Va anche rammentato, al riguardo, che la tassazione in Italia potrebbe generare ulteriori difficoltà nel caso in cui la remunerazione non fosse esplicitata in euro, ma in diversa valuta.
In tal senso, l’articolo 9 del TUIR, al comma 2, prevede che “per la determinazione dei redditi e delle perdite, i corrispettivi, i proventi, le spese e gli oneri in valuta estera sono valutati secondo il cambio del giorno in cui sono stati percepiti o sostenuti o del giorno antecedente più prossimo e, in mancanza, secondo il cambio del mese in cui sono stati percepiti o sostenuti”.
Proprio per il caso del reddito di lavoro dipendente, erogato normalmente con periodicità mensile, si pone il problema della corretta applicazione del tasso di cambio; la difficoltà, peraltro, insorge non solo per quanto incassato ma, in virtù delle precisazioni di cui sopra, anche per i contributi previdenziali che rappresentano onere deducibile.
Questi ultimi, normalmente, non sono pagati direttamente dal dipendente, bensì trattenuti dalle somme della retribuzione periodica, con la conseguenza che si potrebbe sostenere la possibilità di utilizzo di un unico cambio sul netto percepito.

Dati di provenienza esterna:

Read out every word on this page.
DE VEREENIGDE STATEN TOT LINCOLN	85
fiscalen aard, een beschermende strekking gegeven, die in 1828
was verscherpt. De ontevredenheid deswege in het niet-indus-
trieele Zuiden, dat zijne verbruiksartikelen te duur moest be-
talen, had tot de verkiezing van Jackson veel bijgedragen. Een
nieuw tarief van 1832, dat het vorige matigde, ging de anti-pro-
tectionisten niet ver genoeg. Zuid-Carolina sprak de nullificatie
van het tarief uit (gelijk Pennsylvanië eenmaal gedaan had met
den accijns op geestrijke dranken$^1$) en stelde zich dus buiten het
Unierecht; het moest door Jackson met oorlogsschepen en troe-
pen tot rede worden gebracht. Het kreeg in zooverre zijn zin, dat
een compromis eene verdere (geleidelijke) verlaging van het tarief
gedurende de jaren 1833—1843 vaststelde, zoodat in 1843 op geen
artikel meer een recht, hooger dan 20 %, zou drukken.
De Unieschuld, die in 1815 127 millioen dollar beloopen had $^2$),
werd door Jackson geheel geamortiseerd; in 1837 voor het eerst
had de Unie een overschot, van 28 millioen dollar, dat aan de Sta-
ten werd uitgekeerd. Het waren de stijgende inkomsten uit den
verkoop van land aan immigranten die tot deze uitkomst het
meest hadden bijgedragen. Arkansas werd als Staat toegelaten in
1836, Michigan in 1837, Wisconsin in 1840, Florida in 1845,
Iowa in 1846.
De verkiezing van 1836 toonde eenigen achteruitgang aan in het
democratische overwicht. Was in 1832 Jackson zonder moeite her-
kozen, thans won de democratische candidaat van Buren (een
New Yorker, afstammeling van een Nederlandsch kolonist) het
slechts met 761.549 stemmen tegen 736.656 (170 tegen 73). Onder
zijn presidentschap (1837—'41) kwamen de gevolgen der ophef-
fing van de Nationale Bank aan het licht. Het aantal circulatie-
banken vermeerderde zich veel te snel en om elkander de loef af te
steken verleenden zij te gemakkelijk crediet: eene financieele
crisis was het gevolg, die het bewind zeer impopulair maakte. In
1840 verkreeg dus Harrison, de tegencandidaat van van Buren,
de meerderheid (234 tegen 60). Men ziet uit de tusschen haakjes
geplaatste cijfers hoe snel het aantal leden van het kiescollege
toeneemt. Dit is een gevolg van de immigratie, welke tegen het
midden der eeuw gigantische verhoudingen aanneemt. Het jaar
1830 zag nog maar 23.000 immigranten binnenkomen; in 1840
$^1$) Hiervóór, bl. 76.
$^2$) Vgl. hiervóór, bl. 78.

Anche in tale ipotesi semplificatoria, tuttavia, non sempre è noto il giorno esatto dell’incasso, con la conseguenza che si potrebbero proporre ulteriori difficoltà di ordine pratico.
Confidiamo, comunque, che non vi siano accanimenti in relazione al cambio utilizzato, dovendosi normalmente trattare di differenze di poco conto.